Umat yang Terbaik

8:05:00 AM di 8:05:00 AM

Yang menempati derajat “Khairu Ummatin” atau yang ditempatkan oleh Allah pada martabat “Khairu Ummatin”, yakni umat yang terbaik, dimulai dari negeri yang tandus, padang pasir yang serba kekurangan, jauh dari kesuburan dan kemakmuran.

Negeri itu bertetangga dengan negeri yang besar, peradabannya sudah maju, sebab berdirinyapun sudah lebih dulu, yaitu Romawi dan Yunani di sebelah barat, dan Iran atau Persia di sebelah timur.

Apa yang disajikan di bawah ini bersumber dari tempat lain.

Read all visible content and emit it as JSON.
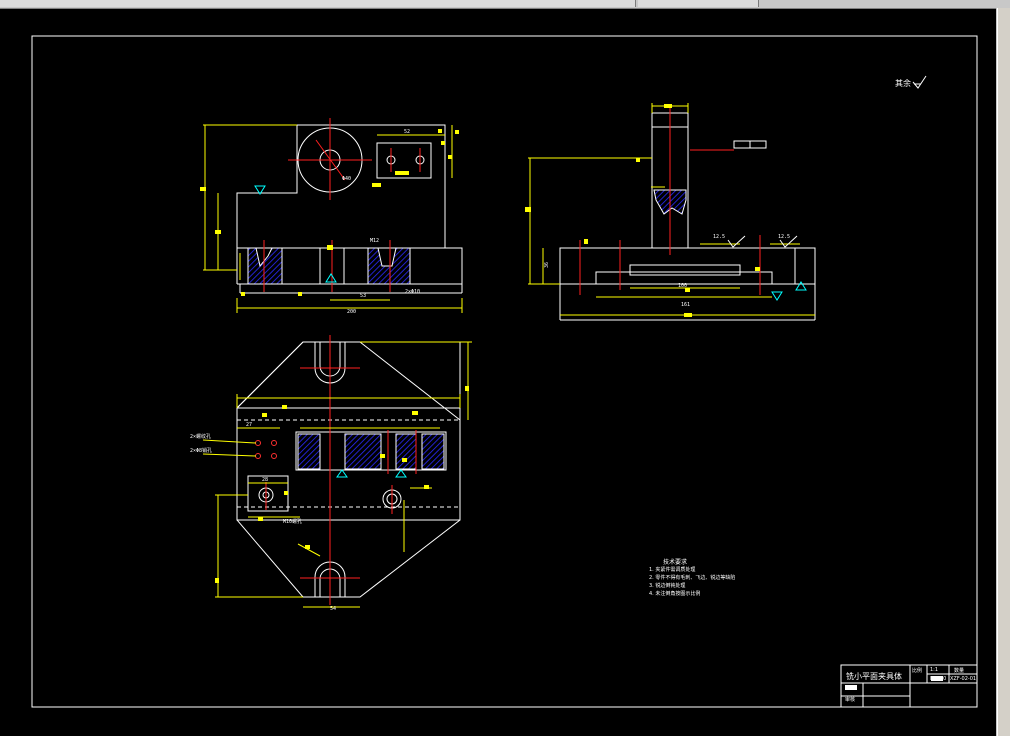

Karena negeri itu kaya dengan ilmu dan teknologi, kebudayaan dan kesusastraan serta susunan sosial (masyarakatnya) sudah maju dan tinggi. Semua itu disaksikan oleh umat Islam tatkala mereka berjihad menyebarluaskan agama Islam ke negeri-negeri tersebut. Mereka mendengar dari mulut orang yang ada di negeri itu hinaan dan cemoohan, sebab mereka datang dengan alat perang, pakaian dan perlengkapan yang jauh lebih rendah daripada apa yang dimiliki oleh orang-orang itu (pihak lawan). Mereka melihat istana Abu Syarwan, melihat gedung-gedung yang indah dan megah, kemewahan yang melimpah ruah, melihat kekayaan Kisro di Persi, dan melihat kaisar-kaisar yang hidup jauh dari kesedrhanaan.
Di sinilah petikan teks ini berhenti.